Пока татары переправлялись через Оку, пока вынуждали Воротынского выйти из укреплений и принять бой, пока — осознав, что Воротынский из укреплений не выйдет — решали, что делать дальше, и, решив — обошли Серпухов и тремя армиями двинулись к Москве, Воротынский направил к селу Молоди передовой полк.
За ночь русские подготовили позиции, на которых собирались принять бой с татарами. Место выбрали самое походящее: высокий холм; с одной стороны лесистое болото, с другой — река Рожайка — в своем роде коридор — с тыла не обойти; за холмом сама деревня Молоди. На вершине холма поставили гуляй-город16: защищенные толстыми деревянными щитами с бойницами телеги. Такая вот передвижная крепость. Перед крепостью вырыли ров.
Когда все было готово, передовой полк должен был догнать татарский арьергард и, схватив волка за хвост, притащить его прямо к месту — под пищали и пушки охотников. Воротынский, как охотник, знал, что волк непременно повернет свою морду к хвосту, а там и весь развернется, а развернувшись, броситься на собаку его схватившую; он знал это. Так и случилось.
Как только передовой полк бросился в погоню за татарами, Воротынский, со всем войском, из Серпухова перешел в Молоди и… Словом, всё было готово для засады.
Передовой отряд мчал во всю силу — и первые, люто пришпорив коней, сами воеводы, Хованский с Хворостининым, и ротмистр Фаренсбах со своими немцами. Рейтары его — немецкие наемные конники — вооруженные пистолетами, в черных кирасах, в черных железных шапках с черными вороньими перьями, на своих черных лошадях, особо выделялись среди русских конников, своим одеянием больше похожих на татар.
Арьергард Девлет-Гирея, его сторожевой полк, лениво семенил, проезжая погост церкви Воскресения Христова у Молоди, когда услышал приближающийся топот. Татары, что шли в самом хвосте, обернувшись, последнее, что увидели — черных всадников, и вспышки огня… больше десятка татар повалились на землю, сраженные залпом пистолетного огня.

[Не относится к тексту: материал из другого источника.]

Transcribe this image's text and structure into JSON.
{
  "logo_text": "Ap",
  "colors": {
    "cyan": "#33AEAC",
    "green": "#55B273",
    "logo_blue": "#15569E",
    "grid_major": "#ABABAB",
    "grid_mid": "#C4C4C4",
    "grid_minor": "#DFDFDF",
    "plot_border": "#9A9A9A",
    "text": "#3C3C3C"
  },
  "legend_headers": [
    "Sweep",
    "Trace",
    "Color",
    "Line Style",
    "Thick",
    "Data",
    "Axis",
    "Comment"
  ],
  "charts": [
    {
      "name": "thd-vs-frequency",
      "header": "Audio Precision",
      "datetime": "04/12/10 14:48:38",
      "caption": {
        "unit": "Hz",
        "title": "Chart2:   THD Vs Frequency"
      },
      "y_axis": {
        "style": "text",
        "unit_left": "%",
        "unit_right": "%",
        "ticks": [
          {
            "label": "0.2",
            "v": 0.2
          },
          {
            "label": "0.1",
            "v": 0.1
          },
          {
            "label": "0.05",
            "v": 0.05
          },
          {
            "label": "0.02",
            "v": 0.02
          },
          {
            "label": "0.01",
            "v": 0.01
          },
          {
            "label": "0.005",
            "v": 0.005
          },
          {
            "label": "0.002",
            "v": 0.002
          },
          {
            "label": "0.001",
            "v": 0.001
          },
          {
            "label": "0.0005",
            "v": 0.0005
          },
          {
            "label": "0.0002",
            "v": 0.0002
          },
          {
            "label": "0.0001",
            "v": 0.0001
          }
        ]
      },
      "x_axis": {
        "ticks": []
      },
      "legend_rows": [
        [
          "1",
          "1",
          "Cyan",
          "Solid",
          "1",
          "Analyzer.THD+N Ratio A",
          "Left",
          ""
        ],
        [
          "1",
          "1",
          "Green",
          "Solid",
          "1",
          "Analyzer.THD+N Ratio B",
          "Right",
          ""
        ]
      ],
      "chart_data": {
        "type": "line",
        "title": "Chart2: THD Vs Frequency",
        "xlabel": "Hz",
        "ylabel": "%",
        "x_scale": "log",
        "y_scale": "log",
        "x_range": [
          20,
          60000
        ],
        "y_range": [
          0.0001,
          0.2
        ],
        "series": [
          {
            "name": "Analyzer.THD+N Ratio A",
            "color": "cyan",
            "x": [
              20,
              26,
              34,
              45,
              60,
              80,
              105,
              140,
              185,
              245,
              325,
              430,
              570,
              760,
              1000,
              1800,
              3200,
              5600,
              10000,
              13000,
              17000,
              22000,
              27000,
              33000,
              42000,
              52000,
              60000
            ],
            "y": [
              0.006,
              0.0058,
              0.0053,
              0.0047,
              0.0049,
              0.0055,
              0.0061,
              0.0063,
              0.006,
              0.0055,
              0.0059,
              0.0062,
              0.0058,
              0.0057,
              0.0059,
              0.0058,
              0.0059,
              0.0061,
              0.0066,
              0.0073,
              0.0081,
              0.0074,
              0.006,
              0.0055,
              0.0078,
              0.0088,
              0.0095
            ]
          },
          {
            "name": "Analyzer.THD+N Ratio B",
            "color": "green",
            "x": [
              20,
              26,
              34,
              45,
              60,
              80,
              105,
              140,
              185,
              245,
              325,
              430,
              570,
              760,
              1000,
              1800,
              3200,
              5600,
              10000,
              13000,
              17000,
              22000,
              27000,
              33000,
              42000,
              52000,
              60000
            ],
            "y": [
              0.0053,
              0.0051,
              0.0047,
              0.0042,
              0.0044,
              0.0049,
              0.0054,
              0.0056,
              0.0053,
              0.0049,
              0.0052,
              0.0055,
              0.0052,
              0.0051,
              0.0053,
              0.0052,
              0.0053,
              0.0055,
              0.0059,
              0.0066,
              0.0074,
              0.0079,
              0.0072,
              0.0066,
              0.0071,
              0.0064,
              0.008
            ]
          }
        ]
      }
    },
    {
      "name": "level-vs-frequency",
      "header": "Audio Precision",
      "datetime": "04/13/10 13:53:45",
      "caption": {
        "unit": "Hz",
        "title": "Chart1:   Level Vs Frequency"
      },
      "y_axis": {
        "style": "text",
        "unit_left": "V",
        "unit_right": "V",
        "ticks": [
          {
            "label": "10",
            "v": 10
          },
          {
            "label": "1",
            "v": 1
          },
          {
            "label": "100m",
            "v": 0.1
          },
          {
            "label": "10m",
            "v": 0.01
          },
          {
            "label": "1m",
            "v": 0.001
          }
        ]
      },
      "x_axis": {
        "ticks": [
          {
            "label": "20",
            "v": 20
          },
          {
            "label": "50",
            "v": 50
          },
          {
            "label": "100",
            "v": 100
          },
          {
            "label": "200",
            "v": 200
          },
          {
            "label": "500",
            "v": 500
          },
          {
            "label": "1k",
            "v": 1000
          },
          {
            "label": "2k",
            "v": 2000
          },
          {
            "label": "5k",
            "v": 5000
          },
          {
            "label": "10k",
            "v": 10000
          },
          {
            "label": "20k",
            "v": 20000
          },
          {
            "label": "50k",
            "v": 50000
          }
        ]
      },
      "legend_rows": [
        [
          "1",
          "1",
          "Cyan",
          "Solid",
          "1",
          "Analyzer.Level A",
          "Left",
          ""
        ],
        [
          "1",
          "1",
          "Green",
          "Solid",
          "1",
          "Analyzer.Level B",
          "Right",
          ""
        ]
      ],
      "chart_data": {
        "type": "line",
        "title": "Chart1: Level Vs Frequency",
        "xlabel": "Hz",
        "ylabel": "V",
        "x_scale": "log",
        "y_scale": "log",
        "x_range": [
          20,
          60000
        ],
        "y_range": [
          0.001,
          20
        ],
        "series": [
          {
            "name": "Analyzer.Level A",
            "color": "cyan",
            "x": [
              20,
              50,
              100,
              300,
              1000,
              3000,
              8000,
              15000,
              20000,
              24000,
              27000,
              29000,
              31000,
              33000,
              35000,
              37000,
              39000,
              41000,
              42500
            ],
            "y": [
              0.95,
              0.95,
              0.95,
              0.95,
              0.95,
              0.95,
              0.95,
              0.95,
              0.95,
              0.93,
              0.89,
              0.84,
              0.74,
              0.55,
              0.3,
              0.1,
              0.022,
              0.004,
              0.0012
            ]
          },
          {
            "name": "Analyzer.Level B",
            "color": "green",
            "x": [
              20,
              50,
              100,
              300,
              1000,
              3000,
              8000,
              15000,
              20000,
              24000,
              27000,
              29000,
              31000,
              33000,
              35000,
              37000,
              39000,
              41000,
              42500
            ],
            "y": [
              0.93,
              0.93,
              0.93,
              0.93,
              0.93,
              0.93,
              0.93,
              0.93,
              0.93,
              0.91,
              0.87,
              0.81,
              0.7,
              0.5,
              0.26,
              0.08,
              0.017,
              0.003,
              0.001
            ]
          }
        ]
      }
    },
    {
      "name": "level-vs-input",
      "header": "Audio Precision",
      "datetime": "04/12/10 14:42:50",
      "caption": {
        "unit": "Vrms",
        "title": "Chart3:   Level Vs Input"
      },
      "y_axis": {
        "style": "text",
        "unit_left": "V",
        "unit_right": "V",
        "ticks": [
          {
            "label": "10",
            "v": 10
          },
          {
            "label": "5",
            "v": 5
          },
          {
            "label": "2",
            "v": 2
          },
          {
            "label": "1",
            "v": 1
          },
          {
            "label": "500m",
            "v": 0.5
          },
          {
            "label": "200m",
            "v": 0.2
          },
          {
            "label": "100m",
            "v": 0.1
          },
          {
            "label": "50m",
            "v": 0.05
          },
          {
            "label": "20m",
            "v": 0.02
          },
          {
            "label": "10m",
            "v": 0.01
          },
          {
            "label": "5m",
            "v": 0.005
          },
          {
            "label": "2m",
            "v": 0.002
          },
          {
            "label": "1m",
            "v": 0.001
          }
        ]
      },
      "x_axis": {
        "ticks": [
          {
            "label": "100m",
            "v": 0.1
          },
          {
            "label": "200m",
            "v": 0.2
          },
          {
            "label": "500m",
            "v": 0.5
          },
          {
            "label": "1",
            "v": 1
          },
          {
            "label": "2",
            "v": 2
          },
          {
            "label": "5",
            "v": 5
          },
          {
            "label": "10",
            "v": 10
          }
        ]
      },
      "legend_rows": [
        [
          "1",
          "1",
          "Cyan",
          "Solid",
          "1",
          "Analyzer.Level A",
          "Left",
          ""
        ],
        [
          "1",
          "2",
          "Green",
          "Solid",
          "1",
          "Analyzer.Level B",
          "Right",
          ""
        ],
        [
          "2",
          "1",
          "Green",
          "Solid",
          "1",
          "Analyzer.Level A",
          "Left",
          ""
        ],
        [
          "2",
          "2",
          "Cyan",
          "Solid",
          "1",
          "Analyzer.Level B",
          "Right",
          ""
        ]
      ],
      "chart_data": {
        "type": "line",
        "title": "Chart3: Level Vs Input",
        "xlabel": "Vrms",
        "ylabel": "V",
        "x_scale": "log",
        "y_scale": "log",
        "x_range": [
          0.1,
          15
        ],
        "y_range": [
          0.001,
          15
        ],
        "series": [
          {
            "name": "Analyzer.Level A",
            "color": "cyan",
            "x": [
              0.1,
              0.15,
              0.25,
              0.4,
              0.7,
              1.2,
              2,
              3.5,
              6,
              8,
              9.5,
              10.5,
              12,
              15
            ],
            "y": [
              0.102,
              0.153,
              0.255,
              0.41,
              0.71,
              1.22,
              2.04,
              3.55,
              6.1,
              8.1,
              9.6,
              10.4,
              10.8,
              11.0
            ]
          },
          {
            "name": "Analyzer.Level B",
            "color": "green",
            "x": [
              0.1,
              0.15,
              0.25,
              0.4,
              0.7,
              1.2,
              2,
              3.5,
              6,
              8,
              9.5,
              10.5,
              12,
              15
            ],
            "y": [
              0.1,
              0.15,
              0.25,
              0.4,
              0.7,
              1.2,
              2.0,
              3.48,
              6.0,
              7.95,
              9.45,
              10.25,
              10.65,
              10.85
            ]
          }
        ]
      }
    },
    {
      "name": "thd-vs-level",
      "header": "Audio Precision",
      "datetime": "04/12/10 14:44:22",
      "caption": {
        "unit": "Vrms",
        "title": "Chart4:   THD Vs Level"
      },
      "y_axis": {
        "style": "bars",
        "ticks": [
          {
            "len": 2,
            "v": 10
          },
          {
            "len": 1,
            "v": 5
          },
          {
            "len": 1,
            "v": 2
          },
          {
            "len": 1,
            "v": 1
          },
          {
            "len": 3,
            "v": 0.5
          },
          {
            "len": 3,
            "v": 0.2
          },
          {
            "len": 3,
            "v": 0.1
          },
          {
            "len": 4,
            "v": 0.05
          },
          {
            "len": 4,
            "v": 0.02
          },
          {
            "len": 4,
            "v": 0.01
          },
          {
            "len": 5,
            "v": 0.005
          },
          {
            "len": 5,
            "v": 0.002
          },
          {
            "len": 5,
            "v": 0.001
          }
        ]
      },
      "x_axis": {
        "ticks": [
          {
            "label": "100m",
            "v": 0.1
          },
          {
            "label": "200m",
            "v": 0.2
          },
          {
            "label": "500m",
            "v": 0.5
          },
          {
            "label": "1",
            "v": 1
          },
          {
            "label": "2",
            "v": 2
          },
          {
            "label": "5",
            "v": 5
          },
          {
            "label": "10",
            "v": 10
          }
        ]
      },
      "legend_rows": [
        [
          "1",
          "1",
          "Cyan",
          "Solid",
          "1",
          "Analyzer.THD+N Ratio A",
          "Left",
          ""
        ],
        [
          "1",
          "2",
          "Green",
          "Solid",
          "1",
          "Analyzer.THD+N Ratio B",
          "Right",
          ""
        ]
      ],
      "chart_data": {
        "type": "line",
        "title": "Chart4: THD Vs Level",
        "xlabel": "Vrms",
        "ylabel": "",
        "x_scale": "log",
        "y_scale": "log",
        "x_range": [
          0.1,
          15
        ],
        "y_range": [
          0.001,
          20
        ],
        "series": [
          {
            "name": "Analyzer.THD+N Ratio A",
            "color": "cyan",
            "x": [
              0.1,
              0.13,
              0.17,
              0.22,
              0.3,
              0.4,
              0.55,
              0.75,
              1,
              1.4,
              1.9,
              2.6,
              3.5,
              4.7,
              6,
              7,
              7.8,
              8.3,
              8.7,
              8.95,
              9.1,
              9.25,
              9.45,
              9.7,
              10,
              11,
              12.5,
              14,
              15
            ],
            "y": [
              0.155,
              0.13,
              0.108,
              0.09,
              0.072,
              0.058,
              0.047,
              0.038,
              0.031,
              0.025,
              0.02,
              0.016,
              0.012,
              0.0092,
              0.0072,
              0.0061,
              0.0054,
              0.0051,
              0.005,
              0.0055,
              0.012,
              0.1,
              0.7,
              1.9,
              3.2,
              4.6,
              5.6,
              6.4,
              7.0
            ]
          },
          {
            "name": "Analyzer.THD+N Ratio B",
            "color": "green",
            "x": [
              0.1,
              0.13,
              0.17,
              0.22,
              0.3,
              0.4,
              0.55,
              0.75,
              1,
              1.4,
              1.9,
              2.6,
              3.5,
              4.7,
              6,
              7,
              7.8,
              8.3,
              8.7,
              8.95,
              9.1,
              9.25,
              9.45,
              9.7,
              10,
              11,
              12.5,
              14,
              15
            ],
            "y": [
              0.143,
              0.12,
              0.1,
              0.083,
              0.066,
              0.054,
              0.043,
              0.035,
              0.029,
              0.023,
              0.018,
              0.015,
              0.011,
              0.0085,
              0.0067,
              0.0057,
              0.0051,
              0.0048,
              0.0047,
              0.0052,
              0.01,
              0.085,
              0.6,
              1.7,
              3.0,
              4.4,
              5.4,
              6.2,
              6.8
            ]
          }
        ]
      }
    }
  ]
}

Черные кони расступились и разноцветные, в фуфайках и кольчугах, с кривыми саблями, с гиканьем, подобным татарскому, русские конники врубились в поджавший хвост арьергард Девлет-Гирея. И пошла сеча лютая.
Воеводы, Хованский с Хворостининым, в дорогих доспехах, в золотых шлемах с перьями, соколами гнали татарское воронье — прочь от церкви, чтобы не осквернить погост кровью поганою. Направо и налево свистели их вострые сабли, рубя татарские спины и затылки. Кровь брызгами летела в стороны, кони раненые ржали от боли — вот она настоящая потеха!